Une spirale financière incontrôlable
Dans cet immeuble ancien du centre-ville, composé d’une poignée de lots seulement, la situation s’est progressivement dégradée jusqu’à devenir ingérable.
Au départ, comme souvent, tout repose sur un équilibre fragile : charges partagées, entretien commun, décisions collectives. Mais ici, les problèmes s’accumulent. Travaux lourds à financer, désaccords entre copropriétaires, gestion contestée… et surtout une incapacité à faire face aux coûts.
Résultat : certains propriétaires se retrouvent étranglés financièrement. Les appels de fonds explosent, les procédures s’enchaînent et les biens deviennent invendables. Tu te retrouves piégé dans un appartement que tu ne peux ni vendre ni rentabiliser.

© Alppierre immobilier
La mécanique est brutale. Plus les difficultés s’installent, plus les charges augmentent. Et plus elles augmentent, plus certains cessent de payer, aggravant encore la situation.
Un impact humain souvent invisible
Derrière les chiffres, il y a surtout des vies bouleversées. Ce type de crise ne se limite pas à un problème immobilier : elle devient psychologique.
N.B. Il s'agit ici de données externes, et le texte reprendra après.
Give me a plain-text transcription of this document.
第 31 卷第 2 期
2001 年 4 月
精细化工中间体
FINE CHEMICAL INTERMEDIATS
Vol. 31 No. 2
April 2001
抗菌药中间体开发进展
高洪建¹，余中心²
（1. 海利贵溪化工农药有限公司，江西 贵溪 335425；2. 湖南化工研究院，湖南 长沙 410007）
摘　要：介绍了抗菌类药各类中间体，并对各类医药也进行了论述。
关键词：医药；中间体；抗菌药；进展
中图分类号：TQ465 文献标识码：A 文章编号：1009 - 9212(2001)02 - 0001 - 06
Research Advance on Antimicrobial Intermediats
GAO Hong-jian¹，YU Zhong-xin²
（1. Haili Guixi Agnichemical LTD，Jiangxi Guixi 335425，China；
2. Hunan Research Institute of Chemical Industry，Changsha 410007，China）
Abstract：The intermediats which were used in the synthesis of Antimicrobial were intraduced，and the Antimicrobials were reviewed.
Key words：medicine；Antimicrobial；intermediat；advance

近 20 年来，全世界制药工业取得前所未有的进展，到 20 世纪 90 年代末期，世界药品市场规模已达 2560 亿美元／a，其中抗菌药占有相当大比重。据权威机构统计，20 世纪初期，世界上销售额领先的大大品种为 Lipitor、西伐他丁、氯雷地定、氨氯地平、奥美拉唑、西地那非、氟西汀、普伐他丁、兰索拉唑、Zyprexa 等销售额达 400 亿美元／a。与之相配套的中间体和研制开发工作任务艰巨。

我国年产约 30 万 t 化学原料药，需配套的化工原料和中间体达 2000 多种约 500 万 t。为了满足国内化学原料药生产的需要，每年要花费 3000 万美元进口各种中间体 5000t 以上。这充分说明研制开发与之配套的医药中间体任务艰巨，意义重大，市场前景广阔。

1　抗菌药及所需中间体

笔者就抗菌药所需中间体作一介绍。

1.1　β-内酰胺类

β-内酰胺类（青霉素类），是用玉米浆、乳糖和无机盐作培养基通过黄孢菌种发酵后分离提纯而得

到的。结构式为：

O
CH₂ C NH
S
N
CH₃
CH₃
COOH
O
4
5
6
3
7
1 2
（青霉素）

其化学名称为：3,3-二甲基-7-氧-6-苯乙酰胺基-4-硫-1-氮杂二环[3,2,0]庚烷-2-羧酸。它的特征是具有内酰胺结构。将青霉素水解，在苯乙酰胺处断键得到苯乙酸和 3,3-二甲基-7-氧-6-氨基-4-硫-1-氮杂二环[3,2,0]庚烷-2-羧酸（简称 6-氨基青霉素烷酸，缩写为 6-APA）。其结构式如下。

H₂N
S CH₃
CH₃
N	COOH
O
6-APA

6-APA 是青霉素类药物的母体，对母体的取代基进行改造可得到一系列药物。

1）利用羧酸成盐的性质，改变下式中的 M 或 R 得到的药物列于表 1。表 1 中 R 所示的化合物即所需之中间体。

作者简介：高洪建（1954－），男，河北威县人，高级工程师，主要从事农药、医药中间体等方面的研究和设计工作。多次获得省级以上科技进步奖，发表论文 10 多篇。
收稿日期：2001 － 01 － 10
Vivre dans un immeuble dégradé, avec des tensions constantes entre voisins et des incertitudes juridiques, use progressivement. Les copropriétaires parlent d’un quotidien marqué par le stress, l’angoisse et un sentiment d’abandon.
Certains évoquent même une forme d’impasse totale : impossibilité de quitter les lieux, peur de nouvelles dettes, dégradation du cadre de vie.
Ce dossier illustre un phénomène plus large à Bordeaux comme ailleurs : celui des copropriétés en difficulté, où une mauvaise gestion ou des travaux trop lourds peuvent faire basculer un immeuble entier.

© Bordeaux tourisme
Et toi, en achetant, tu n’achètes pas seulement un logement. Tu entres dans une mécanique collective, parfois fragile. À Canihac, elle s’est brisée.